Business Context
NovaDesk, a SaaS support platform, is building a GenAI assistant that answers customer questions from product documentation, release notes, and historical support articles. The team wants you to justify which embeddings to use and implement an evaluation pipeline for retrieval quality.
Data
- Corpus size: 180,000 documents split into ~1.4M chunks
- Text length: 30-1,200 words per document; chunk size target 200-400 tokens
- Language: English only
- Query volume: ~25,000 user questions per day
- Labels available: 12,000 query-document relevance pairs from support logs
- Class balance: Highly sparse relevance; most retrieved chunks are non-relevant
Success Criteria
A good solution should improve semantic retrieval over a TF-IDF baseline, achieve strong ranking quality on held-out relevance pairs, and support production inference with p95 embedding latency under 80 ms per query.
Constraints
- Must run in a VPC; no external API calls at inference time
- Index must fit on a single CPU search node plus one GPU box for offline embedding jobs
- Weekly re-indexing is acceptable; full retraining is not
Requirements
- Build a retrieval pipeline for a GenAI assistant using dense embeddings.

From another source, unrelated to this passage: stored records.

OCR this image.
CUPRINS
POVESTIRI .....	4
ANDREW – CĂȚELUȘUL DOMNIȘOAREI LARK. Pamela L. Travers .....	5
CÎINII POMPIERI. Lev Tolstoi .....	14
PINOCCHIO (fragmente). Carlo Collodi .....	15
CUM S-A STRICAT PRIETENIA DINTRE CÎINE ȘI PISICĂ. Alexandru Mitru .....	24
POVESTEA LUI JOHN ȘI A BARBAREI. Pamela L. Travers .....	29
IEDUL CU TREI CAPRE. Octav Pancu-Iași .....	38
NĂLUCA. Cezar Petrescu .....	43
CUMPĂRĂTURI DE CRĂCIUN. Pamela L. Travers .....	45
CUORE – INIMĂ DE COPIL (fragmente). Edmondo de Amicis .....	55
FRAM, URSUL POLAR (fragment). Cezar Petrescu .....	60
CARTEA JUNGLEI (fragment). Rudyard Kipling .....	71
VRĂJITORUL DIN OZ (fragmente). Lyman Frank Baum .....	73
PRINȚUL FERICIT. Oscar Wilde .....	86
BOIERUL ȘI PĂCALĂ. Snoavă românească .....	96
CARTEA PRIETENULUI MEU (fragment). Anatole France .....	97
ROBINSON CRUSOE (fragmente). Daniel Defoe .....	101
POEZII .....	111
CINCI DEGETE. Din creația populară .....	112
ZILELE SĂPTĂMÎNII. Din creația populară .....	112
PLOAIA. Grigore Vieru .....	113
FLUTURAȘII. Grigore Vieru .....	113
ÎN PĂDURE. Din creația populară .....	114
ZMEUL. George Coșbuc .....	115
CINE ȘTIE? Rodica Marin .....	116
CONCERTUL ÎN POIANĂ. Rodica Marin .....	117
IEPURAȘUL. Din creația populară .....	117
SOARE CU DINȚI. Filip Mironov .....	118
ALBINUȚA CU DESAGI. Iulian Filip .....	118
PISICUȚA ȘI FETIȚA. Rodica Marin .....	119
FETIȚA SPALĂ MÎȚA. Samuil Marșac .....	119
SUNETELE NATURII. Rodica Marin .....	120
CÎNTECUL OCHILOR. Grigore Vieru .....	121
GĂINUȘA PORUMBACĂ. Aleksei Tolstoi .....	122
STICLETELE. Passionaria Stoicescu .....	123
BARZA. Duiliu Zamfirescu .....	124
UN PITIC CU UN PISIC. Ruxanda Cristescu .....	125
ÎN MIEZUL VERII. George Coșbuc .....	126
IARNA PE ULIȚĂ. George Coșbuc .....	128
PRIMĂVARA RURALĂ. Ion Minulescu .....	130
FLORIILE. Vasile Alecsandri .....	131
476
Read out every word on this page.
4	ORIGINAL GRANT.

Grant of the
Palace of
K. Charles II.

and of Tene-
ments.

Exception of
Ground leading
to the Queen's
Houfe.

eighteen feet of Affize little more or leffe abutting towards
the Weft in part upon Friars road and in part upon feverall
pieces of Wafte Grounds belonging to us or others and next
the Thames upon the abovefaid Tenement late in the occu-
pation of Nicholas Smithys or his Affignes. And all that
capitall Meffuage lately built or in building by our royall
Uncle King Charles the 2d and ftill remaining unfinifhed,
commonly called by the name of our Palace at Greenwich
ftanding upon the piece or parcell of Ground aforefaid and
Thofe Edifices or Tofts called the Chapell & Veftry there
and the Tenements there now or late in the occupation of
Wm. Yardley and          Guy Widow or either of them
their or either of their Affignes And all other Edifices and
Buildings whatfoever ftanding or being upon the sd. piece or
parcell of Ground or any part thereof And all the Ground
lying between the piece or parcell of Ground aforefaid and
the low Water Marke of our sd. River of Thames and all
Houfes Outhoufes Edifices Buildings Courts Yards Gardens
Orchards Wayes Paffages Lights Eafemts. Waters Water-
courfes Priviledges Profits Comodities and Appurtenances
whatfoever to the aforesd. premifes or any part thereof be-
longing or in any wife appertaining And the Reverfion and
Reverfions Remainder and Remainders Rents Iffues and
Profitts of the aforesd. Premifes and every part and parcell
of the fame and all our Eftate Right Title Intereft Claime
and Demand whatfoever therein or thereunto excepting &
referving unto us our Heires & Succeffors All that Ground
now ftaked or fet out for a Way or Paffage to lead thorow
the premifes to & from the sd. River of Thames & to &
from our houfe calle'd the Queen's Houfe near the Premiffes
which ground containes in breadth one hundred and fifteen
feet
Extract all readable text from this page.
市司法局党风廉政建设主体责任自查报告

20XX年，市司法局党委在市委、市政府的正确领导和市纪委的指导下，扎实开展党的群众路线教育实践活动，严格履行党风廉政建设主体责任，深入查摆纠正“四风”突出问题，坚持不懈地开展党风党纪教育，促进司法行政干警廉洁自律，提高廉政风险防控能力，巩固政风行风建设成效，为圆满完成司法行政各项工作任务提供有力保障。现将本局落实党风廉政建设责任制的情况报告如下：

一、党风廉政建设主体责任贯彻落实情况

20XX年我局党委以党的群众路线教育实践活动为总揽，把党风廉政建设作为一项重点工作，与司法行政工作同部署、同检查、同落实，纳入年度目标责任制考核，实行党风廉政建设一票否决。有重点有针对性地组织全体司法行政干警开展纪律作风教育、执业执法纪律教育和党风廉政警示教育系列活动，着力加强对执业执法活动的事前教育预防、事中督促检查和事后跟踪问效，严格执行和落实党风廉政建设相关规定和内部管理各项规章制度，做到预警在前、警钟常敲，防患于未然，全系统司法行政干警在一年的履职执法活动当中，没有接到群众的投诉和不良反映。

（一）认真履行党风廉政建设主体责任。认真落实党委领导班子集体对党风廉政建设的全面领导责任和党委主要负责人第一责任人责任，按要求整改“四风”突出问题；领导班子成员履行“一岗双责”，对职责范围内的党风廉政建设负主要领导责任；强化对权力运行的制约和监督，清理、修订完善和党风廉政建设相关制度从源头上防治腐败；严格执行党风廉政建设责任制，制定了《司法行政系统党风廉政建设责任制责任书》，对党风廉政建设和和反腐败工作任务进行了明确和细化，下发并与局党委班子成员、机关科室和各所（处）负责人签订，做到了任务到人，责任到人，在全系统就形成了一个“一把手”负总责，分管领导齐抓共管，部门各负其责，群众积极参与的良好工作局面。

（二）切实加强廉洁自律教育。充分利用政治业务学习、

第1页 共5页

- Compare at least two embedding approaches, including one sentence-transformer model.
- Define a realistic chunking and preprocessing strategy for technical documentation.
- Implement indexing, retrieval, and offline evaluation in modern Python.
- Explain when you would choose domain-specific embeddings, general-purpose embeddings, or TF-IDF hybrids.
- Report retrieval metrics and recommend one production-ready embedding approach.